The head, with its round, full face and plump parted lips, is set on a modern bust at a three-quarter right angle, as in most known replicas of the so-called ‘Aphrodite Sappho’ type. In fact, at least three variants of this model are known, defined by the hairstyle and the arrangement of the headbands and of the head; in this case, the rich hairstyle features a tainia on the mid-axis of the head, kept in place by lateral headbands, and ending with the characteristic curl folded at the centre of the forehead. Replicas of this head, of which over twenty Roman period examples are known, were mainly intended for decorative use, and often displayed as pendants.
Borghese Collection (Falda 1691, table 12)?; Inventario Fidecommissario Borghese 1833, C, p. 50, no. 128 (room V). Purchased by the Italian State, 1902.

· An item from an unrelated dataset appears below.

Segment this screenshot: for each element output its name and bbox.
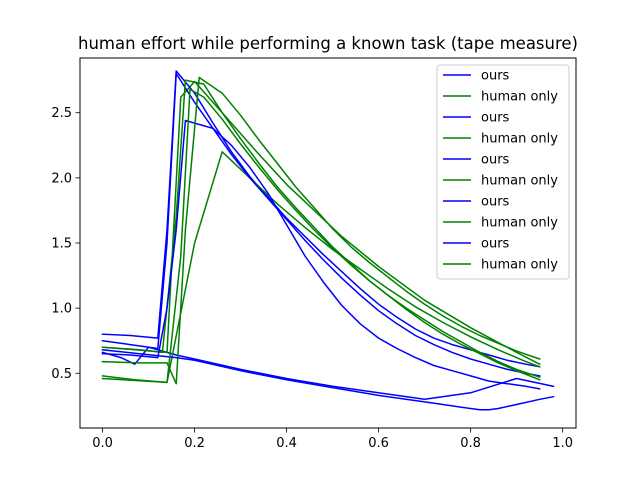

This head of a woman, mounted on a modern bust of unknown provenance, was entrusted to the sculptor and restorer Massimiliano Labourer in 1828 by Giuseppe Gozzani, the minister of the House of Borghese responsible for the purchase of statues for the new Borghese collection. The bust may have been part of the Villa Pinciana collection as early as the seventeenth century, as it matches a sculpture with a wide sash and gathered up hair in Venturini’s engraving of the decorative facade of the Inner Garden Fountain, which is positioned on an axis with the main entrance to Palazzo Borghese (Falda 1691, table 12). In Antonio Nibby’s guide, the head, displayed in the Hermaphrodite Room, is described as a portrait of Sappho.
The head, with its round, full face and plump parted lips, is set on a modern bust at a three-quarter right angle, as in most known replicas of the so-called ‘Aphrodite Sappho’ type. It is likely that the view from the left was also proposed in the statuary model, thus allowing the viewers to admire the rich hairstyle, held in place by a tainia on the mid-axis of the head and lateral headbands, and ending with the characteristic curl folded at the centre of the forehead.
The head presents the same measurements as a specular statue in the Galleria Borghese collections, to whose object description we refer for details. The definition of the not entirely open thick eyelids, relate this piece to one in the Museo Nazionale in Naples, from Herculaneum and unanimously considered to be the best known exemplary (Gasparri 2000). Technical and stylistic elements indicate the Borghese bust may date to the age of Trajan.